Go back and ‘unpad’ your budgets, ICPC charges MDAs

Post Date : December 3, 2019

The Independent Corrupt Practices and Other Related Offences Commission (ICPC) is set to tackle the padding of personnel costs in government Ministries, Departments and Agencies (MDAs).

Crimefacts.news reports that the Commission has accordingly charged MDAs to go back and fix infractions and remove incriminating items in their budgets.

Chairman of the Commission, Professor Bolaji Owasanoye, made this known at a one-day stakeholders’ meeting held with officials of Federal Tertiary Teaching Hospitals, Medical Centres; Permanent Secretaries and representatives of the Budget Office at the ICPC headquarters in Abuja recently.

Owasanoye said, “The essence of the meeting is to proffer solution to all infractions from the institutions to block loopholes in the system. We don’t take pleasure in embarrassing anyone. Our duty is to help government retain money that she was losing. But we will not hesitate to take the enforcement option when that becomes necessary. In any case, the Commission has mapped out strategies it will employ to make padding of personnel costs by MDAs a thing of the past”.

He advised that the agencies should go back and remove every infraction or padding that may have been inserted into their 2020 budget, saying that it would help clean-up personnel payroll and reduce costs for government. 

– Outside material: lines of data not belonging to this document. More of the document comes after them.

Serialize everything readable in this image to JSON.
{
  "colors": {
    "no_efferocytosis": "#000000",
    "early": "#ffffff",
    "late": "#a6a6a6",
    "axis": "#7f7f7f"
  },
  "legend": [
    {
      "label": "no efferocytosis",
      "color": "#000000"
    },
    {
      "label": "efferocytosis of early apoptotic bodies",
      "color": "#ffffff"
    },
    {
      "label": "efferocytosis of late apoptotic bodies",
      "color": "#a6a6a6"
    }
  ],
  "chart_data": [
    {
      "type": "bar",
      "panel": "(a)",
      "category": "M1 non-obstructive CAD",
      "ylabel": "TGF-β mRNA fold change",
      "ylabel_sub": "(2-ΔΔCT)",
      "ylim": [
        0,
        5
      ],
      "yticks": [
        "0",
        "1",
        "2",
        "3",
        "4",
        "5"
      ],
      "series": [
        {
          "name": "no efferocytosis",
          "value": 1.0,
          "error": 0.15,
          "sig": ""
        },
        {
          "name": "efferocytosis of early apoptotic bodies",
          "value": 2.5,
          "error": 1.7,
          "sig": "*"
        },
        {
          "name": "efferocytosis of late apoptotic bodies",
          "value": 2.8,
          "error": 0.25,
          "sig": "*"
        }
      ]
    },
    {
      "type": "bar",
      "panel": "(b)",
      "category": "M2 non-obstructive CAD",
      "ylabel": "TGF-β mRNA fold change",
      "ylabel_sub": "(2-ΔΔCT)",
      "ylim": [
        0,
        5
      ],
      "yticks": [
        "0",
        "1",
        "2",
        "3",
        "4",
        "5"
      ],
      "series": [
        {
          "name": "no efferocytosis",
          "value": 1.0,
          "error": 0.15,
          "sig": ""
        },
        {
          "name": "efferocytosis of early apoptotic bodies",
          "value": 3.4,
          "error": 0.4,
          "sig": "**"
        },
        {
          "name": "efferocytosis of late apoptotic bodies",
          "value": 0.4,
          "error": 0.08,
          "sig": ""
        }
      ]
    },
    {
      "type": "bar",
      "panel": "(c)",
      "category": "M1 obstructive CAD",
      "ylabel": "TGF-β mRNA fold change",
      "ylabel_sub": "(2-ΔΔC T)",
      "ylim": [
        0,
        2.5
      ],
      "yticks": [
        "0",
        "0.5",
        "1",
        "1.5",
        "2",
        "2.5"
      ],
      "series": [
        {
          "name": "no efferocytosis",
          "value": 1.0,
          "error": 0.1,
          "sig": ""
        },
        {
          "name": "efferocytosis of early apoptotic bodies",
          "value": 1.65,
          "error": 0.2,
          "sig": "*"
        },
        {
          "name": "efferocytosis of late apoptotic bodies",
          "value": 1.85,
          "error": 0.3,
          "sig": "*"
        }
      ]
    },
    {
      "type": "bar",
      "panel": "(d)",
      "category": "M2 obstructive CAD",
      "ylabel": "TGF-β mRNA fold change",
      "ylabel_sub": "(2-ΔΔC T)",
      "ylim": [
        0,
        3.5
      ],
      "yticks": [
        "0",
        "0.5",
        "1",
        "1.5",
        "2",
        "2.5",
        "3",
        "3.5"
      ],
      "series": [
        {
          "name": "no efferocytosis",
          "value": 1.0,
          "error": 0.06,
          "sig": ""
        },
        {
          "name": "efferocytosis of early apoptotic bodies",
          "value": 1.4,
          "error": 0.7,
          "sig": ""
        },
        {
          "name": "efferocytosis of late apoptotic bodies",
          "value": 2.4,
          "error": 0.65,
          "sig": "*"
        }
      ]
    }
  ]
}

The ICPC Chairman added that the Commission was not “interested in witch-hunting anybody”; rather, all that it was doing was aimed at ensuring institutions of government adhere to the guiding principles of the law.

Owasanoye further directed that all the agencies should submit their actual nominal rolls to the Budget Office and the Accountant General’s Office, while also sending a copy to the Commission.

On his part, the Permanent Secretary, Special Duties, of the Federal Ministry of Finance, Dr. M.K. Dikko, reiterated the commitment of the ministry to the fight against corruption.

He assured that the MDAs would cooperate with the Commission to help reduce their bloated personnel costs which had become a source of concern to the government.